According to the indictment:

Between March 2007 and July 2012, the defendants allegedly caused buyers to obtain mortgages to purchase condos at Vision on State by making false statements to lenders in loan applications, real estate contracts, and HUD-1 settlement statements about the sales price of the units, the buyers’ employment, income, financial condition, assets, liabilities, sources of down payment, and intention to occupy the condos, and the funds that 13th & State was providing such as the buyers’ down payments, buyers’ incentives, and commissions.

All six defendants allegedly caused false documents to be prepared that concealed from lenders that funds represented as the buyers’ down payments were actually provided by 13th & State, so that the buyers were contributing little or no equity, and that the purchase prices were inflated.

Barr bought a unit in the building providing false statements on his mortgage application:

Barr got involved as a buyer in this scheme … by applying for a loan to purchase a Vision on State condo. As a part of his application, Barr submitted that he had two bank accounts containing over $70,000; that he was not a party to any lawsuit; and that he did not borrow any money used as a down payment. These were all lies: Barr’s bank accounts contained about $4,000 combined; he was a party to several lawsuits; and 13th & State loaned him all the money for his down payment.

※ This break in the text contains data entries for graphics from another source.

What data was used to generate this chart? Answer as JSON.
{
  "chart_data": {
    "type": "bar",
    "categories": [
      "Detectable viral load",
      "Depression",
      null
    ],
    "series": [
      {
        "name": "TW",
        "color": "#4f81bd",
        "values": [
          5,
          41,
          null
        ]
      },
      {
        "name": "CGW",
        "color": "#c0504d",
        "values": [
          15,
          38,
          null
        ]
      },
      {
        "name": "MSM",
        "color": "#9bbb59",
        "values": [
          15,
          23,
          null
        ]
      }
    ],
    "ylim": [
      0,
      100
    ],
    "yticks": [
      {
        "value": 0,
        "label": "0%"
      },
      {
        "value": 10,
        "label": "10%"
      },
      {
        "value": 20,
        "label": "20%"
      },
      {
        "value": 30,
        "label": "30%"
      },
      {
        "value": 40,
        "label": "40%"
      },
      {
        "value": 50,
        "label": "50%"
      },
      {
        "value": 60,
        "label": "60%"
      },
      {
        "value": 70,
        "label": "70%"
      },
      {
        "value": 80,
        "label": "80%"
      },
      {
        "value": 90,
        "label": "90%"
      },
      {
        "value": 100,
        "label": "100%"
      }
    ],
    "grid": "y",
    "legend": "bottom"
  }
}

When FBI agents went to arrest Barr in 2014, they found he was living in Saudi Arabia. According to an Appeals Court ruling issued in May, 2020:

[B]y July [2014] FBI agents had contacted Barr and were negotiating for his voluntary return to the United States. Barr, however, had run into financial difficulties in Saudi Arabia; he could not pay his hotel bill and was unsure if he could afford a flight back to the United States. … For months, FBI agents attempted to extradite Barr to the United States. Despite this effort, and before the agents could get to Barr, Saudi Arabian officials detained him for unrelated conduct.

Barr spent six months in a Saudi prison, charged with $26,250 in debts, including his hotel bill, before he was released to FBI custody and escorted back to the United States in February, 2015. He pleaded guilty to the charges, and was finally sentenced to 87 months in prison in February, 2019.

Personal History

I was involved in the Park Lafayette Towers project while working at Zigman Joseph Stephenson, which was hired by Renaissant Development Company to help it get neighborhood and community support for its Planned Unit Development approvals. As soon as Craig Peterson told me of the new client, I searched the internet to find out more about him. I wasn’t expecting him to be a Pritzker, but Barr did not appear to be the hotshot developer he claimed to be. I did not note any community involvement, charitable contributions or prominent developments in his name.

I had a luncheon with him at the Milwaukee Athletic Club, and he did not impress me socially. Later, our team arranged a community meeting at Von Trier to introduce the project to neighbors, who were generally supportive. There was later a touch of drama at a public hearing, when Joe Balistrieri, himself a former federal inmate, announced his opposition to the building, which would block some of the views from his Shorecrest Hotel. The plan was approved, despite the mobster’s objections.

I recall in particular one meeting with Barr and his sales manager, who was filled with rosy projections. Barr lit up at the supposed good news. After a number of sales at his pre-construction rates, he would jack up the prices for future buyers, he said, with a Chicago swagger that took me aback.